On 24 and 25 June 2008, in a public hearing on Wisconsin Alumni Research Foundation (WARF) Stem Cell patent application (G-02/06), the European Patent Office (EPO) took the usual step of asking the public to assist it in making a determination regarding a patent application involving an invention in the controversial area of stem cell patenting.


In a patent application for the so-called WARF Stem Cell Patent, relating to a preparation of primate (including human) embryonic stem cells, the EPO arranged for public oral proceedings on 24 and 25 June 2008 before the Enlarged Board of Appeal. The hearing concerned an appeal against the rejection of European Patent application No. 0770125 under the title “Primate embryonic stem cells” filed by WARF in 1995. The patent application described a method by which primate embryonic stem cells derived from an embryo can be maintained in vitro for a long period of time without losing their potential to differentiate into any cell of the body.

On 13 July 2004, an EPO Examining Division refused to grant a patent for the WARF application on the grounds that it was contrary to the European Patent Convention (EPC), citing as one of its central reasons that the disclosed method of obtaining stem cells used as the starting material a primate (including human) embryo that was destroyed in the process. According to the patent examiner, this contravened the provisions of the EPC and EU Directive 98/44/EC for the legal protection of Biotechnological inventions (the Biotechnology Directive) which imposes an obligation on the EPO to ensure that no European patents shall be granted for inventions concerning uses of human embryos for industrial or commercial purposes. In other words, the patent examiner stated that, as it involved stem cells that could conceivably include human stem cells, the patent was against the morality clause of the EPC.

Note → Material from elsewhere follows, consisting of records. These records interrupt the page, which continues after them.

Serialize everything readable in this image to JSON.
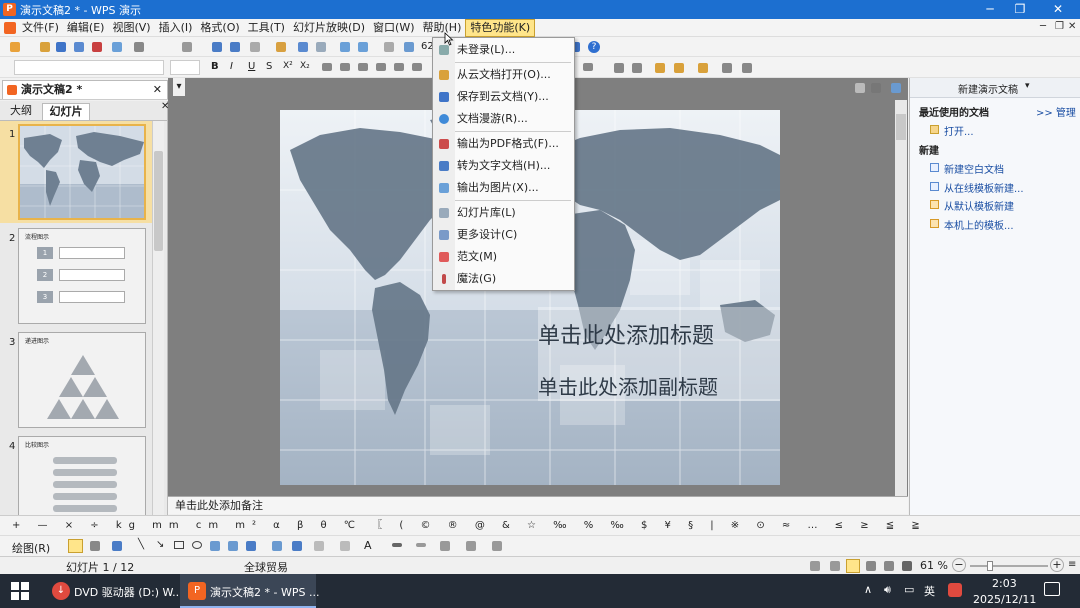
{
  "window": {
    "title": "演示文稿2 * - WPS 演示",
    "app_icon": "wps-presentation-icon"
  },
  "menubar": {
    "items": [
      "文件(F)",
      "编辑(E)",
      "视图(V)",
      "插入(I)",
      "格式(O)",
      "工具(T)",
      "幻灯片放映(D)",
      "窗口(W)",
      "帮助(H)",
      "特色功能(K)"
    ],
    "active_index": 9
  },
  "toolbar": {
    "zoom_value": "62"
  },
  "doc_tab": {
    "title": "演示文稿2 *"
  },
  "left_panel": {
    "tabs": [
      "大纲",
      "幻灯片"
    ],
    "active_tab": 1,
    "thumbnails": [
      {
        "num": "1",
        "caption": ""
      },
      {
        "num": "2",
        "caption": "流程图示",
        "lines": [
          "1",
          "2",
          "3"
        ]
      },
      {
        "num": "3",
        "caption": "递进图示"
      },
      {
        "num": "4",
        "caption": "比较图示"
      }
    ]
  },
  "dropdown": {
    "items": [
      {
        "label": "未登录(L)...",
        "icon": "user-icon"
      },
      {
        "label": "从云文档打开(O)...",
        "icon": "cloud-open-icon"
      },
      {
        "label": "保存到云文档(Y)...",
        "icon": "cloud-save-icon"
      },
      {
        "label": "文档漫游(R)...",
        "icon": "roaming-icon"
      },
      {
        "label": "输出为PDF格式(F)...",
        "icon": "pdf-icon"
      },
      {
        "label": "转为文字文档(H)...",
        "icon": "to-text-icon"
      },
      {
        "label": "输出为图片(X)...",
        "icon": "image-export-icon"
      },
      {
        "label": "幻灯片库(L)",
        "icon": "slide-library-icon"
      },
      {
        "label": "更多设计(C)",
        "icon": "design-icon"
      },
      {
        "label": "范文(M)",
        "icon": "template-icon"
      },
      {
        "label": "魔法(G)",
        "icon": "magic-icon"
      }
    ]
  },
  "slide": {
    "title_placeholder": "单击此处添加标题",
    "subtitle_placeholder": "单击此处添加副标题"
  },
  "notes": {
    "placeholder": "单击此处添加备注"
  },
  "right_panel": {
    "header": "新建演示文稿",
    "recent_heading": "最近使用的文档",
    "manage_link": ">> 管理",
    "open_link": "打开...",
    "new_heading": "新建",
    "new_links": [
      "新建空白文档",
      "从在线模板新建...",
      "从默认模板新建",
      "本机上的模板..."
    ]
  },
  "symbols": "+ — × ÷ kg mm cm m² α β θ ℃ 〖 ( © ® @ & ☆ ‰ % ‰ $ ¥ § | ※ ⊙ ≈ … ≤ ≥ ≦ ≧",
  "drawbar": {
    "label": "绘图(R)"
  },
  "status": {
    "slide_info": "幻灯片 1 / 12",
    "theme": "全球贸易",
    "zoom": "61 %"
  },
  "taskbar": {
    "items": [
      {
        "label": "DVD 驱动器 (D:) W...",
        "icon": "dvd-drive-icon"
      },
      {
        "label": "演示文稿2 * - WPS ...",
        "icon": "wps-presentation-icon"
      }
    ],
    "ime": "英",
    "time": "2:03",
    "date": "2025/12/11"
  },
  "colors": {
    "titlebar": "#1c6fd0",
    "menu_active": "#ffe58a",
    "thumb_selected": "#e8b34a",
    "workspace": "#7f7f7f",
    "taskbar": "#232b36"
  }
}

APPEAL AND REFERENCE WARF subsequently appealed the examiner’s decision. In 2005, the Technical Board of Appeal of the EPO referred a number of points of law to the EPO’s Enlarged Board of Appeal to clarify certain open legal points regarding the patentability of human embryonic stem cells under the EPC. In order for the Enlarged Board to make a proper assessment of the science and the moral implications it invited comments from the President of the EPO, the patent applicant and the public at large.

The questions for debate were

  1. Does [Rule 28(c)] EPC apply to an application filed before the entry into force of the rule (i.e., the Biotechnology Directive)?
  2. If the answer to question 1 is yes, does [Rule 28(c)] EPC forbid the patenting of claims directed to products (here: human embryonic stem cell cultures) which—as described in the application—at the filing date could be prepared exclusively by a method which necessarily involved the destruction of the human embryos from which the said products are derived, if the said method is not part of the claims?
  3. If the answer to question 1 or 2 is no, does Article 53(a) EPC forbid patenting such claims?
  4. In the context of questions 2 and 3, is it of relevance that after the filing date the same products could be obtained without having to recur to a method necessarily involving the destruction of human embryos (here: e.g. derivation from available human embryonic cell lines)?


Unfortunately, a decision was not handed down on the day, but is going to be delivered as a reference document to allow the Technical Board of Appeal to then properly assess the WARF patent application in view of the EPC and Biotechnology Directive. It therefore remains to be determined whether the patent application covers viable subject matter capable of patentability.